Doesn't matter if there is fuel cells present or no fuel cells present on the belts/chests... As long as there is no fuel cell inside the reactor and the "reactors should run" condition is met the Input inserter is always in "waiting for input"-state. So it automatically starts up once fuel cells become available. So no kick-start is required.
Can be used with belts or bots... as the chests aren't even touched at all with circuits.
I am using bots. The output chest is an active provider chest outputting into my central storage system from where it is taken to reprocessing, so it is impossible to run full, hence why I don't need to check back on that with Circuits.
Urgh... while I never thought of doing it this way, I agree with Aeternus that it is painful having to wait for 50 spent fuel cells before the throttle system starts to work at all.Aeternus wrote:These kinds of reactors are a pain in the neck to expand since freshly placed ones don't come with 50 spent fuel. Also, if one of the reactors de-syncs for any reason you're going to have an out-of-sync fuel burn. It works, it's just... more complex then the latch-based insertion ones. And more can go wrong.bobucles wrote:The trick for a smart reactor is that you can STALL the reactor. Fill it up with 50 dead fuel cells, burn 1 extra cell, and it won't be able to burn any more. It'll be forced to wait because the output is clogged, keeping the reactor off line. To turn the reactor back on simply extract a dead cell to unclog the output and turn it back on. Extraction is MUCH easier than insertion because you only need to send a 1 frame pulse to the inserter. No tricky timings, just set the condition and let it rip. An extraction-themed smart reactor can always keep fresh fuel ready to go, making the process super reliable even if your belts struggle to stay saturated with fuel.

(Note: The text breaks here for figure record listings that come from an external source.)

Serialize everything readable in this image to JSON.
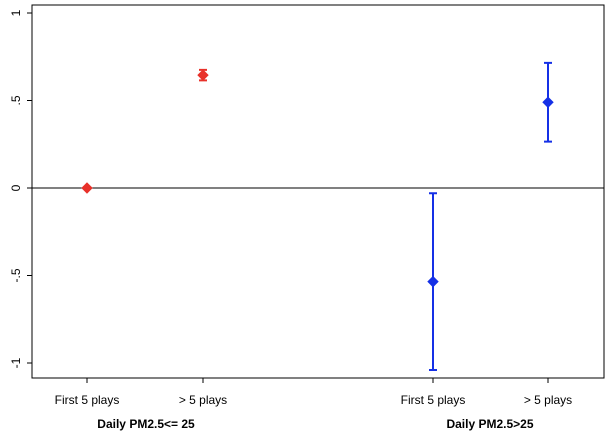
{
  "chart_data": {
    "type": "scatter",
    "title": "",
    "xlabel": "",
    "ylabel": "",
    "ylim": [
      -1.05,
      1.05
    ],
    "yticks": [
      {
        "value": 1,
        "label": "1"
      },
      {
        "value": 0.5,
        "label": ".5"
      },
      {
        "value": 0,
        "label": "0"
      },
      {
        "value": -0.5,
        "label": "-.5"
      },
      {
        "value": -1,
        "label": "-1"
      }
    ],
    "reference_line": 0,
    "grid": false,
    "legend": "none",
    "groups": [
      {
        "label": "Daily PM2.5<= 25",
        "color": "#e8312a",
        "points": [
          {
            "x_label": "First 5 plays",
            "y": 0.0,
            "ci_low": 0.0,
            "ci_high": 0.0
          },
          {
            "x_label": "> 5 plays",
            "y": 0.645,
            "ci_low": 0.615,
            "ci_high": 0.675
          }
        ]
      },
      {
        "label": "Daily PM2.5>25",
        "color": "#1530e6",
        "points": [
          {
            "x_label": "First 5 plays",
            "y": -0.535,
            "ci_low": -1.04,
            "ci_high": -0.03
          },
          {
            "x_label": "> 5 plays",
            "y": 0.49,
            "ci_low": 0.265,
            "ci_high": 0.715
          }
        ]
      }
    ]
  }
}
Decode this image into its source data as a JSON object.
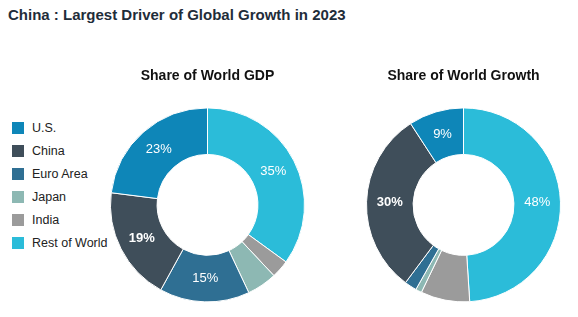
{
  "title": "China : Largest Driver of Global Growth in 2023",
  "chart_data": [
    {
      "type": "doughnut",
      "title": "Share of World GDP",
      "categories": [
        "U.S.",
        "China",
        "Euro Area",
        "Japan",
        "India",
        "Rest of World"
      ],
      "values": [
        23,
        19,
        15,
        5,
        3,
        35
      ],
      "value_labels": [
        "23%",
        "19%",
        "15%",
        null,
        null,
        "35%"
      ],
      "colors": [
        "#0e86b8",
        "#3f4e5a",
        "#2f6f93",
        "#8db8b3",
        "#9b9b9b",
        "#2bbcd9"
      ],
      "data_labels": true,
      "legend": "left"
    },
    {
      "type": "doughnut",
      "title": "Share of World Growth",
      "categories": [
        "U.S.",
        "China",
        "Euro Area",
        "Japan",
        "India",
        "Rest of World"
      ],
      "values": [
        9,
        30,
        2,
        1,
        8,
        48
      ],
      "value_labels": [
        "9%",
        "30%",
        null,
        null,
        null,
        "48%"
      ],
      "colors": [
        "#0e86b8",
        "#3f4e5a",
        "#2f6f93",
        "#8db8b3",
        "#9b9b9b",
        "#2bbcd9"
      ],
      "data_labels": true,
      "legend": "left"
    }
  ]
}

By the way my approach may have an out-of-sync burn if you run out of fuel cells (or when you initially plop it down with the blueprint) due to the individual reactor control ... but if enough fuel cells are available at the next burn then all reactors are in sync from then on because they share the steam level input.

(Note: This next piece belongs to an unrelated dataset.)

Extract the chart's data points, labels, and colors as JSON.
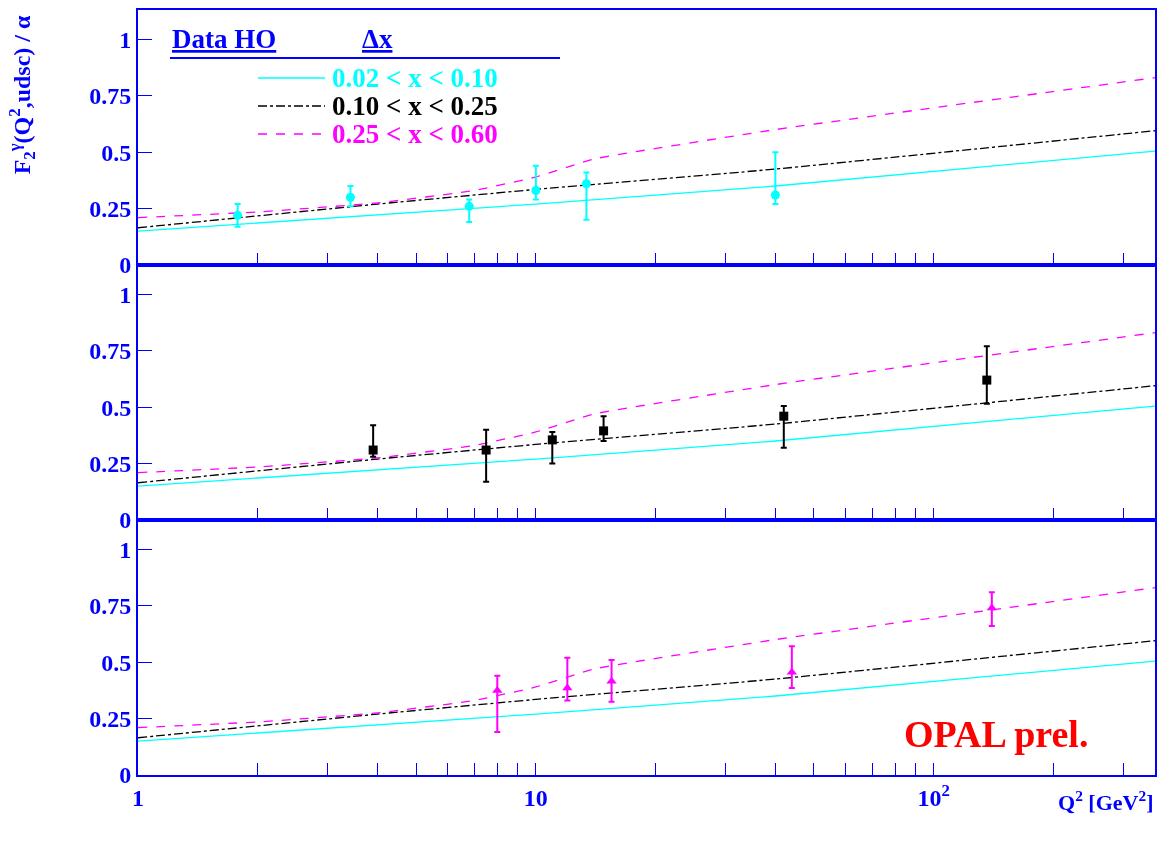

I again agree with Aeternus... it is wasteful. Either all Reactors of a block should run or none. Just have enough tanks ready if you don't need the power all at once in low power mode. It is not like a few more tanks make much of a difference spacewise when you have that many turbines and heat exchangers already.Aeternus wrote:You're promoting an uneven burn? That's... wasteful. Turn all on/off simultaneously to get a maximum payout from the neigbour bonus, and make sure your reactor either can buffer all energy it produces, or your plant has a high enough draw to dissipate enough energy.bobucles wrote:A two stage smart reactor will never need more than one steam storage tank (place it towards the COLD end of your reactor!) for the sensor and may struggle to even get above 700C. If the steam starts going down it sets the first stage, which turns some of the reactors online. If the steam gets critically low it trips the second stage, turning ALL the reactors to go online (the first stage reactors get hit twice!). As the steam level gets restored the stages reset. If the steam level stays low, you need to monitor and keep extracting dead cells every 200 sec or it will stall. Anything beyond a 2 stage reactor is overkill. The reason is that no matter how big your nuclear system gets, it doesn't matter if the power demand immediately stops. Half of the reactors will never be able to overheat the entire system in one shot.